Sócrates é o líder que mais férias tira, Ferreira Leite diz que não tira nenhumas

07.07.2009 - 08:16 Por Leonete Botelho
Quinze dias para José Sócrates, dez para Francisco Louçã, no máximo um fim-de-semana prolongado para Manuela Ferreira Leite, férias antecipadas para Jerónimo de Sousa e Paulo Portas. Se Agosto ainda é o mês de férias por excelência para os portugueses, este ano não o será para os políticos.
Será um mês de intenso trabalho. Há que ultimar programas e listas de candidatos, afinar as máquinas eleitorais e sair para a rua. É pré-campanha e ninguém está dispensado.
Os líderes deram ordens de contenção no gozo dos dias de férias aos respectivos aparelhos — férias só até meados de Agosto e o menos possível — mas também a si próprios. Manuela Ferreira Leite foi a mais rigorosa: a presidente do PSD já fez saber que este ano não irá de férias de Verão.
Aos deputados, deixou claro o que esperava deles quando, no jantar de fim de sessão no Parlamento, afirmou: "Lamento não poder desejar boas férias a ninguém, porque não vai haver. Todos somos poucos para a luta que temos que enfrentar".
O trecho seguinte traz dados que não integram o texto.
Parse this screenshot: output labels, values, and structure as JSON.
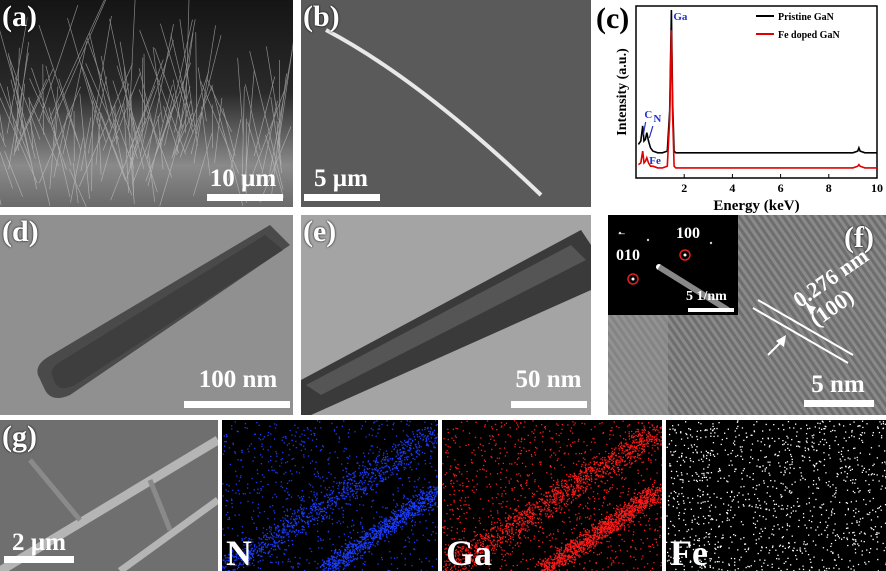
{
  "panels": {
    "a": {
      "label": "(a)",
      "scale": "10 µm"
    },
    "b": {
      "label": "(b)",
      "scale": "5 µm"
    },
    "c": {
      "label": "(c)"
    },
    "d": {
      "label": "(d)",
      "scale": "100 nm"
    },
    "e": {
      "label": "(e)",
      "scale": "50 nm"
    },
    "f": {
      "label": "(f)",
      "scale": "5 nm",
      "inset_scale": "5 1/nm",
      "spot1": "100",
      "spot2": "010",
      "spot2_bar": "‾",
      "d_spacing": "0.276 nm",
      "plane": "(100)"
    },
    "g": {
      "label": "(g)",
      "scale": "2 µm"
    },
    "maps": {
      "n": "N",
      "ga": "Ga",
      "fe": "Fe"
    }
  },
  "colors": {
    "n_map": "#1a3cff",
    "ga_map": "#ff1a1a",
    "fe_map": "#ffffff",
    "pristine": "#000000",
    "doped": "#e00000",
    "annot": "#2233cc"
  },
  "chart_data": {
    "type": "line",
    "xlabel": "Energy (keV)",
    "ylabel": "Intensity (a.u.)",
    "xlim": [
      0,
      10
    ],
    "x_ticks": [
      "2",
      "4",
      "6",
      "8",
      "10"
    ],
    "legend_position": "top-right",
    "series": [
      {
        "name": "Pristine GaN",
        "color": "#000000",
        "x": [
          0.1,
          0.2,
          0.28,
          0.33,
          0.39,
          0.45,
          0.52,
          0.6,
          0.7,
          0.9,
          1.1,
          1.3,
          1.4,
          1.47,
          1.52,
          1.58,
          1.65,
          1.8,
          2.0,
          2.5,
          3,
          4,
          5,
          6,
          7,
          8,
          9,
          9.2,
          9.25,
          9.3,
          9.5,
          10
        ],
        "y": [
          0.2,
          0.22,
          0.31,
          0.22,
          0.23,
          0.27,
          0.22,
          0.18,
          0.16,
          0.15,
          0.15,
          0.16,
          0.4,
          1.0,
          0.45,
          0.16,
          0.15,
          0.15,
          0.15,
          0.15,
          0.15,
          0.15,
          0.15,
          0.15,
          0.15,
          0.15,
          0.15,
          0.16,
          0.18,
          0.16,
          0.15,
          0.15
        ]
      },
      {
        "name": "Fe doped GaN",
        "color": "#e00000",
        "x": [
          0.1,
          0.2,
          0.28,
          0.33,
          0.39,
          0.45,
          0.52,
          0.6,
          0.7,
          0.9,
          1.1,
          1.3,
          1.4,
          1.47,
          1.52,
          1.58,
          1.65,
          1.8,
          2.0,
          2.5,
          3,
          4,
          5,
          6,
          7,
          8,
          9,
          9.2,
          9.25,
          9.3,
          9.5,
          10
        ],
        "y": [
          0.08,
          0.09,
          0.16,
          0.09,
          0.1,
          0.12,
          0.09,
          0.07,
          0.07,
          0.06,
          0.06,
          0.07,
          0.35,
          0.88,
          0.38,
          0.07,
          0.06,
          0.06,
          0.06,
          0.06,
          0.06,
          0.06,
          0.06,
          0.06,
          0.06,
          0.06,
          0.06,
          0.07,
          0.08,
          0.07,
          0.06,
          0.06
        ]
      }
    ],
    "annotations": [
      "Ga",
      "C",
      "N",
      "Fe"
    ]
  }
}
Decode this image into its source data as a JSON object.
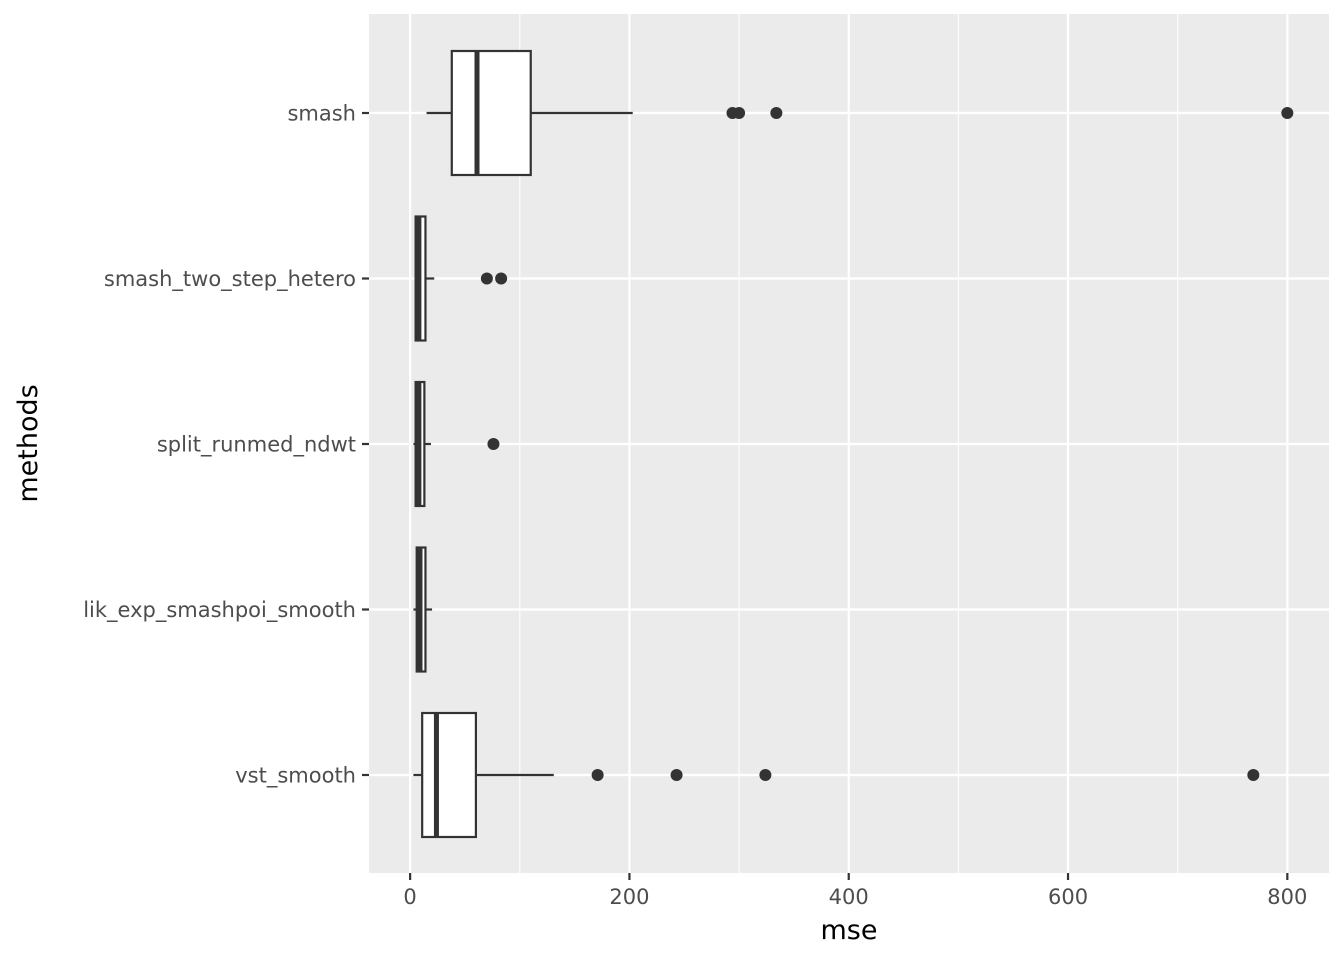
{
  "chart_data": {
    "type": "boxplot",
    "orientation": "horizontal",
    "xlabel": "mse",
    "ylabel": "methods",
    "xlim": [
      -37.5,
      838
    ],
    "x_ticks": [
      0,
      200,
      400,
      600,
      800
    ],
    "x_tick_labels": [
      "0",
      "200",
      "400",
      "600",
      "800"
    ],
    "x_minor_ticks": [
      100,
      300,
      500,
      700
    ],
    "grid": true,
    "legend": "none",
    "categories": [
      "smash",
      "smash_two_step_hetero",
      "split_runmed_ndwt",
      "lik_exp_smashpoi_smooth",
      "vst_smooth"
    ],
    "boxes": [
      {
        "category": "smash",
        "whisker_low": 15,
        "q1": 38,
        "median": 61,
        "q3": 110,
        "whisker_high": 203,
        "outliers": [
          294,
          300,
          334,
          800
        ]
      },
      {
        "category": "smash_two_step_hetero",
        "whisker_low": 4,
        "q1": 5,
        "median": 8,
        "q3": 14,
        "whisker_high": 22,
        "outliers": [
          70,
          83
        ]
      },
      {
        "category": "split_runmed_ndwt",
        "whisker_low": 3,
        "q1": 5,
        "median": 8,
        "q3": 13,
        "whisker_high": 19,
        "outliers": [
          76
        ]
      },
      {
        "category": "lik_exp_smashpoi_smooth",
        "whisker_low": 3,
        "q1": 6,
        "median": 9,
        "q3": 14,
        "whisker_high": 20,
        "outliers": []
      },
      {
        "category": "vst_smooth",
        "whisker_low": 3,
        "q1": 11,
        "median": 24,
        "q3": 60,
        "whisker_high": 131,
        "outliers": [
          171,
          243,
          324,
          769
        ]
      }
    ],
    "colors": {
      "panel_background": "#ebebeb",
      "grid_line": "#ffffff",
      "box_fill": "#ffffff",
      "box_stroke": "#333333",
      "outlier": "#333333",
      "tick_text": "#4d4d4d",
      "title_text": "#000000"
    }
  }
}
Uma posição intransigente que não é vista com bons olhos no PS. O secretário-geral e primeiro-ministro José Sócrates vai tirar as primeiras duas semanas de Agosto "para estar com a família, como todos os portugueses", porque, diz um assessor, as férias são "importantes em todas as actividades profissionais", sobretudo depois de um ano "difícil e intenso" como este. Antes isso que ausências encapotadas, consideram os socialistas.
Francisco Louçã também vai de férias em Agosto, dez dias, e bem vai precisar se quiser cumprir o ambicioso calendário que o Bloco de Esquerda tem para o resto do mês e primeira semana de Setembro: cerca de 50 comícios antes da campanha eleitoral começar, em todos os distritos do país, procurando ir ao encontro das pessoas onde elas estão, no litoral, nas praias fluviais, também pelo interior. O BE tem apostado, nos últimos anos, nestes comícios de Verão, mas este ano é a outra escala.
Jerónimo de Sousa e Paulo Portas optaram por antecipar as suas "fugas". O líder do PCP guardou-as para a última quinzena de Julho, enquanto o presidente do CDS-PP preferiu mesmo gozar férias quase duas semanas em Junho, em pleno período de trabalho parlamentar, obrigando-o a faltar a cinco sessões plenárias seguidas, uma das quais o último debate quinzenal com o primeiro-ministro da legislatura.
Agora, e por indicação superior, não há mais férias no CDS até às eleições, "quem não foi antes já não vai no Verão", sublinha o secretário-geral João Almeida. O aniversário do partido, a 1 de Agosto, será comemorado com um megajantar com comício dentro e segue-se um mês de visitas a empresas, instituições e feiras, apresentação de candidatos e de programa eleitoral. A “reentre” deve acontecer mais para o fim do mês, provavelmente em Aveiro.
Visibilidade vai procurar também o PCP durante o mês de Agosto, sobretudo na segunda quinzena, já que antes há todo um trabalho invisível para fazer: preparar listas, programas e a Festa do Avante!, marcada para 4, 5 e 6 de Setembro.
Até lá "teremos iniciativas de contacto directo com trabalhadores, empresários, agricultores", afirma Paulo Vasco Cardoso, da comissão política, lembrando que "o país não pára completamente".
PS e PSD é que ainda resguardam mais o jogo. Nos dois principais partidos estão em preparação agendas detalhadas até ao dia das eleições legislativas, mas ninguém quer falar nisso. Porque o segredo é a alma do negócio, mas também porque ainda está tudo muito "verde".
A exposição pública dos dois grandes rivais deste ciclo eleitoral também será estudada com pormenor, para não saturar nem dar ideia de ausência. Mas é de esperar que um se torne a sombra do outro: quando um aparecer, o outro aparecerá.